The heated and humidified air blown into room 1 has a uniform temperature and a uniform humidity, accordingly allowing sauna apparatus 1001 to makes the temperature and humidity in room 1 uniform.

In humidifying section 11, vapor-liquid separating section 27 separates fine waterdrops from waterdrops, and collects large waterdrops. Accordingly, the humidified air includes only fine waterdrops, and is merged with the heated air in merging chamber 24, thus providing the heated and humidified air with uniform temperature/humidity distribution. This arrangement provides room 1 where a user does not feel waterdrops. Consequently, the user can read books in room 1, so that room 1 can be used for various purposes. Water-shattering section 26 exhibits Lenard effect for making waterdrops fine due to the collision of water, and sends air including a lot of negative ions to room 1.
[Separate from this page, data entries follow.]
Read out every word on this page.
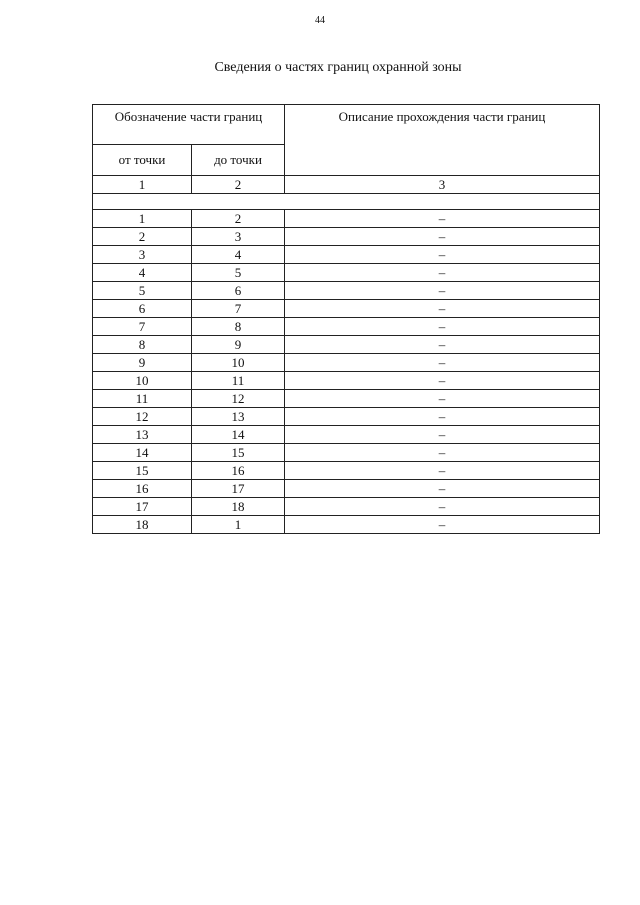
44
Сведения о частях границ охранной зоны
Обозначение части границ		Описание прохождения части границ
от точки	до точки	
1	2	3

1	2	–
2	3	–
3	4	–
4	5	–
5	6	–
6	7	–
7	8	–
8	9	–
9	10	–
10	11	–
11	12	–
12	13	–
13	14	–
14	15	–
15	16	–
16	17	–
17	18	–
18	1	–
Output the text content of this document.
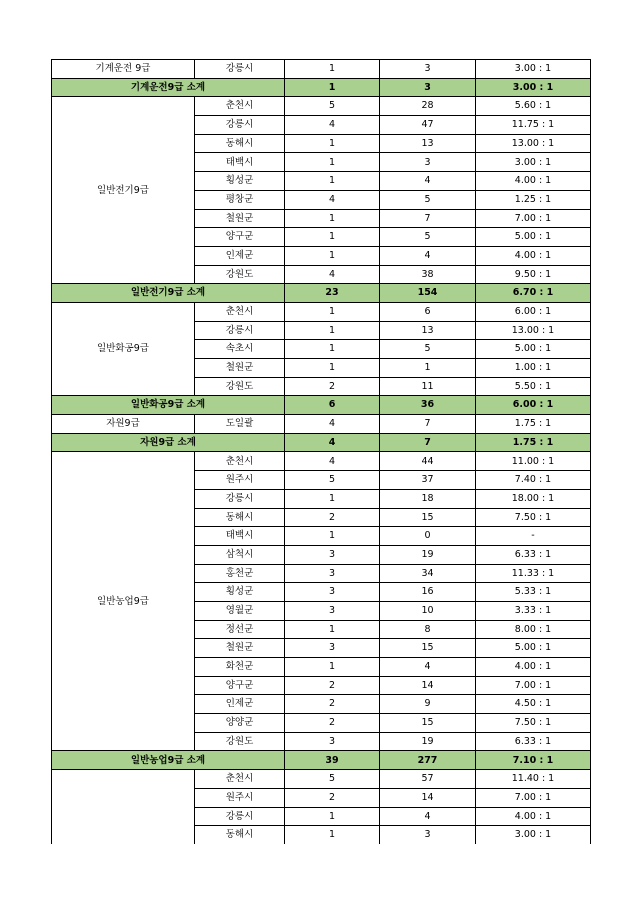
기계운전 9급	강릉시	1	3	3.00 : 1
기계운전9급 소계		1	3	3.00 : 1
일반전기9급	춘천시	5	28	5.60 : 1
	강릉시	4	47	11.75 : 1
	동해시	1	13	13.00 : 1
	태백시	1	3	3.00 : 1
	횡성군	1	4	4.00 : 1
	평창군	4	5	1.25 : 1
	철원군	1	7	7.00 : 1
	양구군	1	5	5.00 : 1
	인제군	1	4	4.00 : 1
	강원도	4	38	9.50 : 1
일반전기9급 소계		23	154	6.70 : 1
일반화공9급	춘천시	1	6	6.00 : 1
	강릉시	1	13	13.00 : 1
	속초시	1	5	5.00 : 1
	철원군	1	1	1.00 : 1
	강원도	2	11	5.50 : 1
일반화공9급 소계		6	36	6.00 : 1
자원9급	도일괄	4	7	1.75 : 1
자원9급 소계		4	7	1.75 : 1
일반농업9급	춘천시	4	44	11.00 : 1
	원주시	5	37	7.40 : 1
	강릉시	1	18	18.00 : 1
	동해시	2	15	7.50 : 1
	태백시	1	0	-
	삼척시	3	19	6.33 : 1
	홍천군	3	34	11.33 : 1
	횡성군	3	16	5.33 : 1
	영월군	3	10	3.33 : 1
	정선군	1	8	8.00 : 1
	철원군	3	15	5.00 : 1
	화천군	1	4	4.00 : 1
	양구군	2	14	7.00 : 1
	인제군	2	9	4.50 : 1
	양양군	2	15	7.50 : 1
	강원도	3	19	6.33 : 1
일반농업9급 소계		39	277	7.10 : 1
	춘천시	5	57	11.40 : 1
	원주시	2	14	7.00 : 1
	강릉시	1	4	4.00 : 1
	동해시	1	3	3.00 : 1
Heated-air-blowing section 36 includes heated-blow adjusting section 38 for changing the amount of heated air. Humidified-air-blowing section 25 includes humidified-blow adjusting section 39 for changing the amount of humidified air. The amount of humidification increases substantially in proportion to an airflow within a certain range. Therefore, sauna apparatus 1001 can control the amount of humidification easily, and control the temperature and the humidity easily within a range from low-temperature and low-humidity to high-temperature and high-humidity.

Rotatable collision fan 33 of water-shattering section 26 has a function of humidified-air-blowing section 25 and a function of collision section 34, thus having high cost-performance. Collision fan 23 provides water-shattering section 26 utilizes a space effectively. If the waterdrops are made fine only by the nozzle, the amount of humidification depends on a pressure to the water. However, a force for shattering the water depends on the number of revolutions of collision fan 33, so that sauna apparatus 1001 can supply a constant amount of humidification which does not depend on the pressure to the tap water or the hot water supplied.

Openings other than outlet 23 functions as inlet 22 communicating with the sucked-air flow path, so that all openings other than outlet 23 can be used as inlet 22. This structure reduces resistance during the sucking at inlet 22, accordingly allowing humidified-air-blowing section 25 and heated-air-blowing section 36 to operate efficiently.

In an extreme cold area, heating in winter needs humidifying, so that sauna apparatus 1001 can be applied for an air conditioner including a heating apparatus unitarily having a humidifying apparatus.

Claims

1. A sauna apparatus comprising:

a heating section for heating air to generate heated air;

a heated-air-blowing section for sending the heated air in a first air flow path;

a heated-blow adjusting section for changing the amount of the sent heated air;

a humidifying section for humidifying air to generate humidified air;

a humidified-air-blowing section for sending the humidified air in a second air flow path separate from the first air flow path;

a humidified-blow adjusting section for changing the amount of the sent humidified air;

a merging chamber for mixing the first air flow path and the second air flow path to generate heated and humidified air; and

an outlet for blowing the heated and humidified air generated.

2. The sauna apparatus of claim 1, wherein the humidifying section includes

a water-feeding section for supplying water,

an injecting section for injecting the supplied water,

a water-shattering section for shattering the injected water to generate waterdrops, and

a vapor-liquid separating section for separating the waterdrops into first waterdrops and second waterdrops smaller than the first waterdrops, and sending the second waterdrops.

3. The sauna apparatus of claim 2, wherein the water-shattering section includes a rotatable collision fan having a plurality of collision boards to be collided with water.

4. The sauna apparatus of claim 1, further comprising:

a sucked-air flow path for sending the air to the heating section and sending the air to the humidifying section; and

an inlet communicating with the sucked-air flow path.